Companies need to concentrate on those parts of the program that are broken and implement a plan of action that will begin to fix the issues one at a time to prevent the system from continually breaking down.
I don't want to be a fire fighter. Only we can prevent future issues!
If the supplier is out of control in many areas how do you convince the "system" that what you are doing is correct? Can you pick and choose what to look at if there is a lack of consistant qality?
When do you decide to go 100% inspect?
Tactic number four is hard to do from a logistics and commercial standpoint but I am convinced that it is the only way to get out of the reactive mode. If you constantly react to problems,you can't visit the supplier to help them develop. If the supplier constantly receives calls from you, he can't focus on improving his quality system.
Reaction is a tremendous drain on resources.
Controlled shipping is intended to stop the flow of defectives from the supplier to you. Simply put, it gets the customer off the supplier's back. The supply chain can stabilize.
I am going through this with three suppliers right now. Based on our data, we concluded that these suppliers have quality systems incapable of supplying defect free product. So, the supplier quality group informed purchasing that the suppliers must use a third party to 100% inspect their product prior to receipt at our plant.
The suppliers, as expected, balked at this and countered with their own plan to 100% product. Yes, it wasn't what we wanted but we obviously got the supplier's attention.
We are now agreeing on what must be checked. This is somewhat negotiable as well.
Purchasing must be an active part in this activity. More than anything, this is a commercial issue. We are telling the supplier to 100% inspect multiple characteristics at their own expense.
It is important to send the message that no defectives are allowed. We are sick and tired of poor quality. Actions speak louder than words and controlled shipping is a strong action.
When do you decide to 100% inspect? Great question. I'll tell you how we decided.

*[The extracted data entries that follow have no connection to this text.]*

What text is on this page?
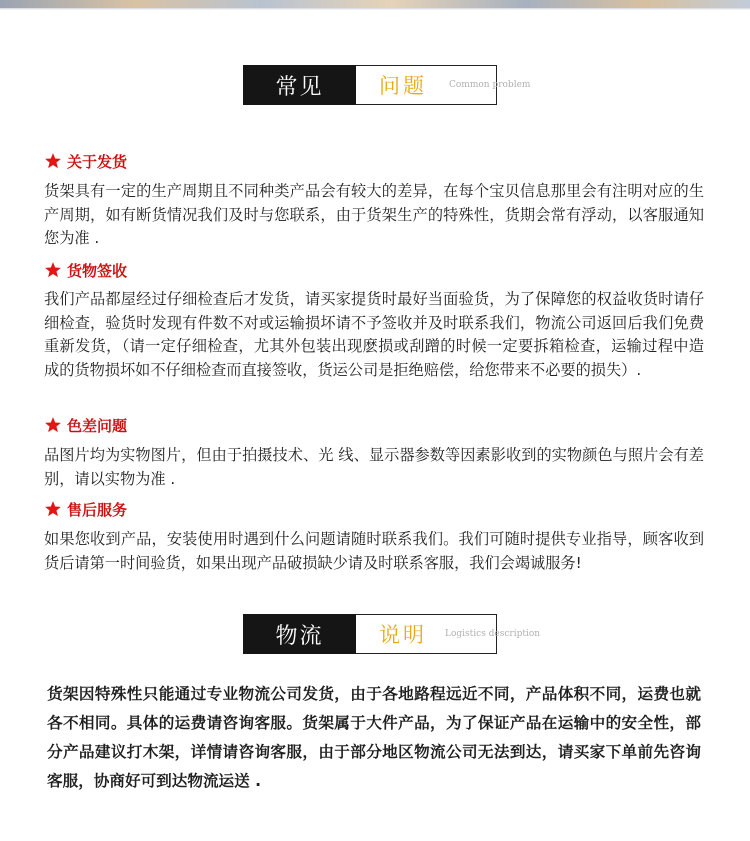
常见	问题 Common problem
关于发货

货架具有一定的生产周期且不同种类产品会有较大的差异，在每个宝贝信息那里会有注明对应的生产周期，如有断货情况我们及时与您联系，由于货架生产的特殊性，货期会常有浮动，以客服通知您为准 .

货物签收

我们产品都屋经过仔细检查后才发货，请买家提货时最好当面验货，为了保障您的权益收货时请仔细检查，验货时发现有件数不对或运输损坏请不予签收并及时联系我们，物流公司返回后我们免费重新发货，（请一定仔细检查，尤其外包装出现麽损或刮蹭的时候一定要拆箱检查，运输过程中造成的货物损坏如不仔细检查而直接签收，货运公司是拒绝赔偿，给您带来不必要的损失）.

色差问题

品图片均为实物图片，但由于拍摄技术、光 线、显示器参数等因素影收到的实物颜色与照片会有差别，请以实物为准 .

售后服务

如果您收到产品，安装使用时遇到什么问题请随时联系我们。我们可随时提供专业指导，顾客收到货后请第一时间验货，如果出现产品破损缺少请及时联系客服，我们会竭诚服务!

物流	说明 Logistics description

货架因特殊性只能通过专业物流公司发货，由于各地路程远近不同，产品体积不同，运费也就各不相同。具体的运费请咨询客服。货架属于大件产品，为了保证产品在运输中的安全性，部分产品建议打木架，详情请咨询客服，由于部分地区物流公司无法到达，请买家下单前先咨询客服，协商好可到达物流运送 .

We have over one hundred suppliers. We have a well established process for measuring supplier performance. So, we have an abundance of data.

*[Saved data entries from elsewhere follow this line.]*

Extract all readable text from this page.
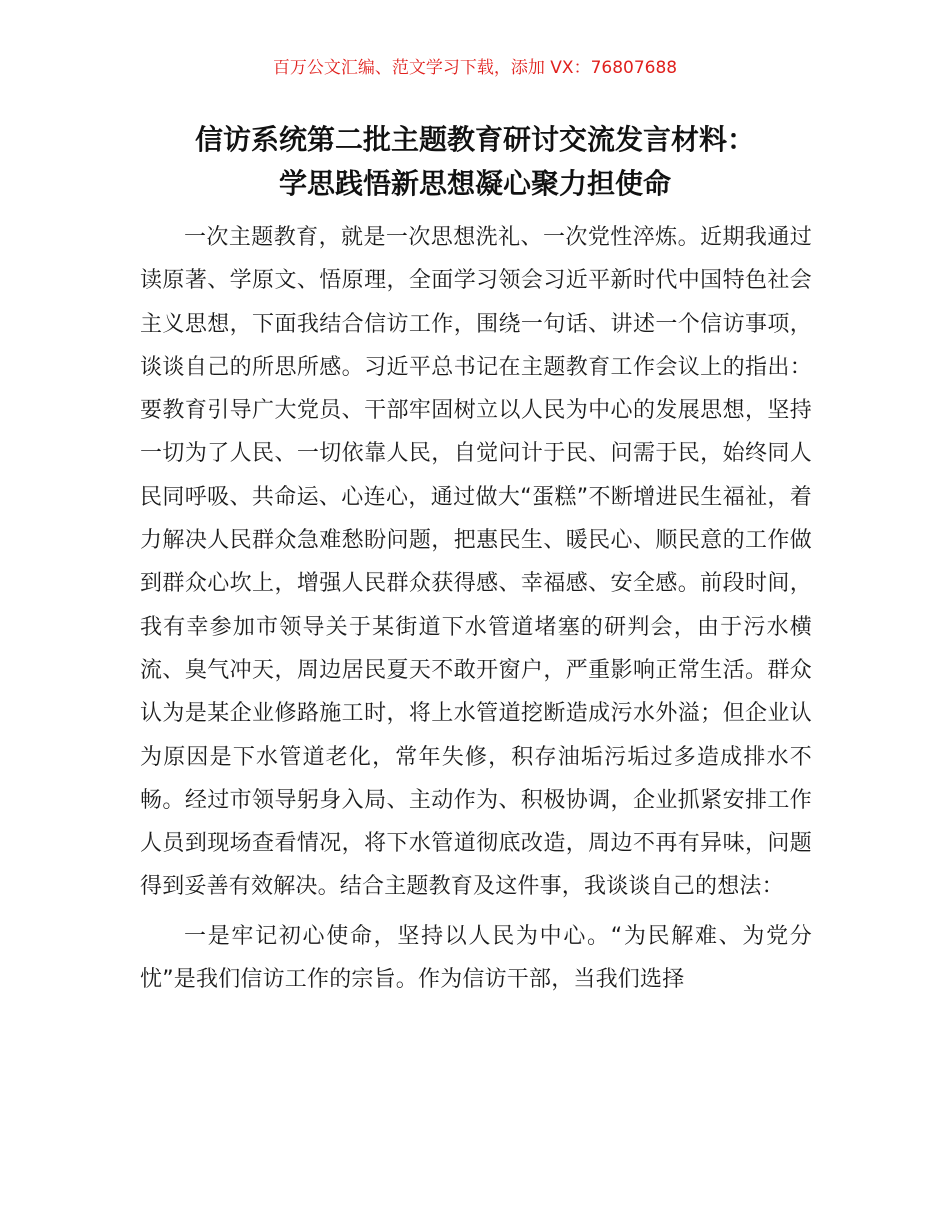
百万公文汇编、范文学习下载，添加 VX：76807688
信访系统第二批主题教育研讨交流发言材料：
学思践悟新思想凝心聚力担使命

一次主题教育，就是一次思想洗礼、一次党性淬炼。近期我通过读原著、学原文、悟原理，全面学习领会习近平新时代中国特色社会主义思想，下面我结合信访工作，围绕一句话、讲述一个信访事项，谈谈自己的所思所感。习近平总书记在主题教育工作会议上的指出：要教育引导广大党员、干部牢固树立以人民为中心的发展思想，坚持一切为了人民、一切依靠人民，自觉问计于民、问需于民，始终同人民同呼吸、共命运、心连心，通过做大“蛋糕”不断增进民生福祉，着力解决人民群众急难愁盼问题，把惠民生、暖民心、顺民意的工作做到群众心坎上，增强人民群众获得感、幸福感、安全感。前段时间，我有幸参加市领导关于某街道下水管道堵塞的研判会，由于污水横流、臭气冲天，周边居民夏天不敢开窗户，严重影响正常生活。群众认为是某企业修路施工时，将上水管道挖断造成污水外溢；但企业认为原因是下水管道老化，常年失修，积存油垢污垢过多造成排水不畅。经过市领导躬身入局、主动作为、积极协调，企业抓紧安排工作人员到现场查看情况，将下水管道彻底改造，周边不再有异味，问题得到妥善有效解决。结合主题教育及这件事，我谈谈自己的想法：

一是牢记初心使命，坚持以人民为中心。“为民解难、为党分忧”是我们信访工作的宗旨。作为信访干部，当我们选择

We measure our suppliers using four factors: the number of descrepancy reports written in a month, the number of corrective actions requests issued in a month, whether or not the supplier met the PPM target, and whether or not we had a customer return due to a supplier defect.

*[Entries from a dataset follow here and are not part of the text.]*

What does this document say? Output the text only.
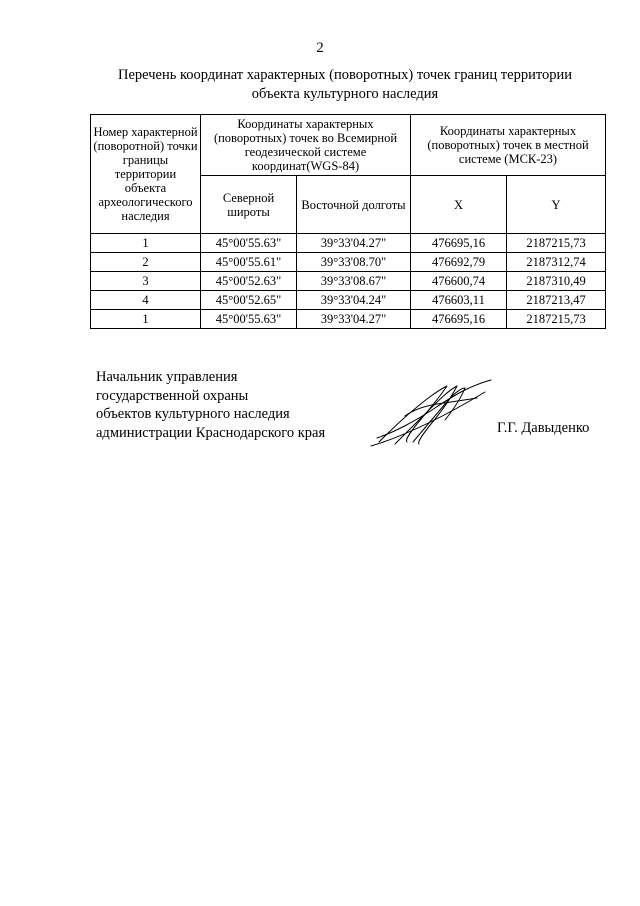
2
Перечень координат характерных (поворотных) точек границ территории
объекта культурного наследия
Номер характерной (поворотной) точки границы территории объекта археологического наследия	Координаты характерных (поворотных) точек во Всемирной геодезической системе координат(WGS-84)		Координаты характерных (поворотных) точек в местной системе (МСК-23)	
	Северной широты	Восточной долготы	X	Y
1	45°00'55.63"	39°33'04.27"	476695,16	2187215,73
2	45°00'55.61"	39°33'08.70"	476692,79	2187312,74
3	45°00'52.63"	39°33'08.67"	476600,74	2187310,49
4	45°00'52.65"	39°33'04.24"	476603,11	2187213,47
1	45°00'55.63"	39°33'04.27"	476695,16	2187215,73
Начальник управления
государственной охраны
объектов культурного наследия
администрации Краснодарского края	Г.Г. Давыденко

In analyzing the data, six suppliers stood above the rest in terms of poor quality performance. So, we are focusing our efforts on these suppliers.
Looking at the six supplier's data, though the performance is bad, it is very predictable. Meaning, you know that the supplier will deliver bad product every month. You don't know when but you know it will happen. It is analogous to a control chart. Think of an xbar, r chart that runs for a long period of time within the control limits. The behavior is stable and predictable. But just as a process can be in control but not capable, a supplier's performance can be in control but not capable of supplying defect free product.
These suppliers are always in reactive mode. The supplier quality engineers responsible for them are always reacting. The consequence is that nothing gets better.
The only way to get proactive is to stop defectives (NOW!) from getting to your plant. Until the supplier fixes his quality system (with your help), the product must be 100% inspected.
This is no different than a process capability study. If the process is not capable, you must 100% inspect the product until the capability is improved.